Betreuer: Dipl.-Ing. R. Große-Laxzen

In Flugtriebwerken unterliegt der Spalt zwischen rotierenden Schaufeln und dem Gehäuse auf Grund von Wärmedehnung, Fliehkraft- und Druckbelastung ständigen Veränderungen. Der Forderung von möglichst kleinen Spalten zur Erreichung eines guten Wirkungsgrades steht die Betriebssicherheit gegenüber. Das Anstreifen des Laufzeuges ist unter allen Umständen zu vermeiden. Durch den Flugbetrieb bedingte kurzfristige große Lastwechsel und damit einher gehende Änderungen der Umfangsgeschwindigkeit sowie der Temperatur erfordern im Gegensatz zu Industriegasturbinen größere Spaltweiten.

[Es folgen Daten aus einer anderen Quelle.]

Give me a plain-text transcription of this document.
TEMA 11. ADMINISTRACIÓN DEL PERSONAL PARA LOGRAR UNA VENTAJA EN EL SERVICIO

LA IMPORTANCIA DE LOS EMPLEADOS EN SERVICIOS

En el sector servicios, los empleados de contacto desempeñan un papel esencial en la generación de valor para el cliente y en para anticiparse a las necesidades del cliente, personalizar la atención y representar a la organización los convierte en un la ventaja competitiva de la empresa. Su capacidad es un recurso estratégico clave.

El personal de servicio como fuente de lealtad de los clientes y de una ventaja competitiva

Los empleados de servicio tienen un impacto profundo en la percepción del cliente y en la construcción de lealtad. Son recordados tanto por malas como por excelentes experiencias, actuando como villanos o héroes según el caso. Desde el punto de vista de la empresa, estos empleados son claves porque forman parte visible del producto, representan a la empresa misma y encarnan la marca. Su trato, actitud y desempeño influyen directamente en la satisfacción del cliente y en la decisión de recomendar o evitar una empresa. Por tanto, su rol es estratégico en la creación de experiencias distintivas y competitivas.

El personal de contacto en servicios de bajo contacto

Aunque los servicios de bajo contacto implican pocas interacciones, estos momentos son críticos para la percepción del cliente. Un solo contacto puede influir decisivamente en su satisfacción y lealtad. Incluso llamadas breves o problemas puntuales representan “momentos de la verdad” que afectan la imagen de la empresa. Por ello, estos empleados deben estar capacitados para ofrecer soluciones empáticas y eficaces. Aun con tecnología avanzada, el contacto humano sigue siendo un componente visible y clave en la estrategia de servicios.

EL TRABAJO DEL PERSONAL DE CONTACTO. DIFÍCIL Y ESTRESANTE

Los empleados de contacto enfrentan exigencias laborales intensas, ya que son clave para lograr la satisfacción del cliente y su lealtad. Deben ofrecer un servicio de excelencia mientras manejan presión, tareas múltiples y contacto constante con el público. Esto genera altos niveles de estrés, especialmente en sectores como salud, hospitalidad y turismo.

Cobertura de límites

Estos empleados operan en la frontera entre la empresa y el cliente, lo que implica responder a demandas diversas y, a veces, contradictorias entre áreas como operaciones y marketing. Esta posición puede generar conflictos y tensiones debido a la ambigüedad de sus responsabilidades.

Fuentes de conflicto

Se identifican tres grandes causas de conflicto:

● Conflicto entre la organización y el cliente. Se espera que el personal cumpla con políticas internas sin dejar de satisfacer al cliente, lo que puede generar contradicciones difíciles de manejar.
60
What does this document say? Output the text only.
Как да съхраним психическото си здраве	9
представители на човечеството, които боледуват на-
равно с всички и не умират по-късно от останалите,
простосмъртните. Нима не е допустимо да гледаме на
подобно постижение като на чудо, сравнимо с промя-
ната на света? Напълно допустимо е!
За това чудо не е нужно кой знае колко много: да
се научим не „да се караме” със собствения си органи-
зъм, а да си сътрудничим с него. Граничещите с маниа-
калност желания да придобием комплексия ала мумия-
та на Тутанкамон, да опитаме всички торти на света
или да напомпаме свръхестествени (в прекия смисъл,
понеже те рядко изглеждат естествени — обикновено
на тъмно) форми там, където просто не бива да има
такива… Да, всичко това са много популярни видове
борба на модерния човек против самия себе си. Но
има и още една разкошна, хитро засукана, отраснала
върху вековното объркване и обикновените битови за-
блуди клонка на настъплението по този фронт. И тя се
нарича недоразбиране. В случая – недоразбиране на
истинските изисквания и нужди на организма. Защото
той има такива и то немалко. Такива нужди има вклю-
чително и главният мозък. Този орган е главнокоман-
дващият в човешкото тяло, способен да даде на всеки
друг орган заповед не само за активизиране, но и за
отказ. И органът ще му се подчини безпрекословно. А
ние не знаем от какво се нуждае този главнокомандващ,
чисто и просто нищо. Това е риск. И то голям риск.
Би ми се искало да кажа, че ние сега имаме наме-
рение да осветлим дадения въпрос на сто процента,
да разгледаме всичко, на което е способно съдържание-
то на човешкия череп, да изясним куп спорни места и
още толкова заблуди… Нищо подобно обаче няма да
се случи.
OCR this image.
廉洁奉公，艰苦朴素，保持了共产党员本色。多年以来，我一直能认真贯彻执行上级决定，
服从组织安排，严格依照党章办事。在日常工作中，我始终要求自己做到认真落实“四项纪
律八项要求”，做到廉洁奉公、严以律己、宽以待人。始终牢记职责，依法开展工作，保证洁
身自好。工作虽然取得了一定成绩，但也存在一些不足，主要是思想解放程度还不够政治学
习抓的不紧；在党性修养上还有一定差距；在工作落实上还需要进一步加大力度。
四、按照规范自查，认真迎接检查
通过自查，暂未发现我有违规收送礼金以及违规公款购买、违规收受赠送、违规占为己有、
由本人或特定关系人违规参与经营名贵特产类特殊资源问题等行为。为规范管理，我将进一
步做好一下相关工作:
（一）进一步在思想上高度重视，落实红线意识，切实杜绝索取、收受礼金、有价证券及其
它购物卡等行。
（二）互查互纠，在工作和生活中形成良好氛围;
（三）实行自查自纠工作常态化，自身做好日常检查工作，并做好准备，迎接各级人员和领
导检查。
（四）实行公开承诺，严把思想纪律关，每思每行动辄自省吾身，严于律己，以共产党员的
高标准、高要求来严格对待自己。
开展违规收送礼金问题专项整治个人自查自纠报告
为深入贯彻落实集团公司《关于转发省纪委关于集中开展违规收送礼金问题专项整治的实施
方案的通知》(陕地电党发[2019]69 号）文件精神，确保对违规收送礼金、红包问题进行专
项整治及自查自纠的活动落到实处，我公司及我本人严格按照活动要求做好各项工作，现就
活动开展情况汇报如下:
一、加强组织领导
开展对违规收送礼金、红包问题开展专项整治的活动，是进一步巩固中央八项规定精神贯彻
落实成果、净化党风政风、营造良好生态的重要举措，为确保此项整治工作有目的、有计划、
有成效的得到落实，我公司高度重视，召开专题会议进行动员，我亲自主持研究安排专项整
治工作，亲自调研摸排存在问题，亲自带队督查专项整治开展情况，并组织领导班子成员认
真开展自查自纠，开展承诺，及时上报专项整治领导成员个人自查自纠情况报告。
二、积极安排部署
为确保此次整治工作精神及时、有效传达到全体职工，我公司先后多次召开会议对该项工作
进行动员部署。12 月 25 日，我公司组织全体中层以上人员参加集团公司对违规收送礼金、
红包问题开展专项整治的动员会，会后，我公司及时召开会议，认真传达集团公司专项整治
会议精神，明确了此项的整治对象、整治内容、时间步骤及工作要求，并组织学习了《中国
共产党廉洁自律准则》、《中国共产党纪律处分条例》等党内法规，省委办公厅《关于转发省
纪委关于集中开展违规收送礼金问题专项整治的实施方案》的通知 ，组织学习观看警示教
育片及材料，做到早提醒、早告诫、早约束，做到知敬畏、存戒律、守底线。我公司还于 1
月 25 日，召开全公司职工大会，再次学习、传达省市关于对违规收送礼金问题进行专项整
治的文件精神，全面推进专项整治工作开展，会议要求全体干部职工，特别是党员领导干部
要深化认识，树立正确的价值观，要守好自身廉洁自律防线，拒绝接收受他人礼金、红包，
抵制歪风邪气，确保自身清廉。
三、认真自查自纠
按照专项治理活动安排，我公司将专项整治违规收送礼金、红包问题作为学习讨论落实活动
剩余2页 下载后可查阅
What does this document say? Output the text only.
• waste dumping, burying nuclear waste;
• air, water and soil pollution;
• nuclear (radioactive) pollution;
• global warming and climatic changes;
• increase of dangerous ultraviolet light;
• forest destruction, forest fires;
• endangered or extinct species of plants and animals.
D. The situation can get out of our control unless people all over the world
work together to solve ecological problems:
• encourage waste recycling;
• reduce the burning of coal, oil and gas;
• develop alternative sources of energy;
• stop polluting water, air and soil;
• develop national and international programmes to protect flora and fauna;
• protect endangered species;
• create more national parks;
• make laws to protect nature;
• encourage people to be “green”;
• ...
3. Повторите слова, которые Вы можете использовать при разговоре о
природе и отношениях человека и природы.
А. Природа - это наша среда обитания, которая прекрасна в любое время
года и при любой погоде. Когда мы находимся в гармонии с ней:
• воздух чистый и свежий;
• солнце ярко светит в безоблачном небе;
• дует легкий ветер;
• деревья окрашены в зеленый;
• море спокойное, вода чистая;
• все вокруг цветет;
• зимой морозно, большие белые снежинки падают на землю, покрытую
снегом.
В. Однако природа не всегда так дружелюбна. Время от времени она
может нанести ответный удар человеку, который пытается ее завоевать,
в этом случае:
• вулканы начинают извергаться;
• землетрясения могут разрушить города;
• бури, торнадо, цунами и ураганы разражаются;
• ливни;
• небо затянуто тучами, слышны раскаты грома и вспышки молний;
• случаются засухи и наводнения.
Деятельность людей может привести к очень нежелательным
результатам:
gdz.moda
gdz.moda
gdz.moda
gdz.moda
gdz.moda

Die Veränderung der Spaltweite im Betrieb ist somit hinzunehmen.

Frühere Untersuchungen haben gezeigt, daß die spaltbedingten Verluste je Prozent relativer Spalthöhe um knapp zwei Prozent steigen. Das Verlustverhalten war dabei unabhängig von der Turbine und der Spaltgeometrie.

iel dieses Projektes ist es, die Verlustmechanismen im Radialspalt zu identifizieren und durch geeignete geometrische Gestaltung der Schaufelspitze wie auch ggf. der Gehäusekontur die Verlustzunahme bei größer werdenden Spalten zu senken.

Aus den Veröffentlichungen zu diesem Thema sind folgende Spaltgeometrien bekannt.

Spaltgeometrien

Die Bewertung der Wirkungsweise hängt vom jeweiligen Autor ab, die Struktur der Spaltströmung und die Verlustmechanismen galten als nicht ausreichend Verstanden.

Mittlerweile ist es gelungen, aus den beobachteten und beschriebenen Strömungsvorgängen im Spalt eine klarere Vorstellungen zu den Wechselwirkungen der Spaltströmung und dem daraus resultierenden Spaltwirbel mit der Profil- und Gehäusegrenzschicht sowie dem Kanalwirbel abzuleiten.

Struktur der Sekundärströmung im Gehäusebereich von Turbinen ohne Deckband
Struktur der Sekundärströmung im Gehäusebereich von Turbinen ohne Deckband

Hieraus ergeben sich nun mögliche Veränderungen der Spalt- und Gehäusegeometrie.

Die Wirksamkeit der vorgeschlagenen Modifikationen ist zunächst für verschieden Spaltweiten durch eine numerische Simulation nachzuweisen; die vielversprechendsten Geometrien sollen dann in der 1,5-stufigen Kaltluft-turbine des Institutes vermessen werden.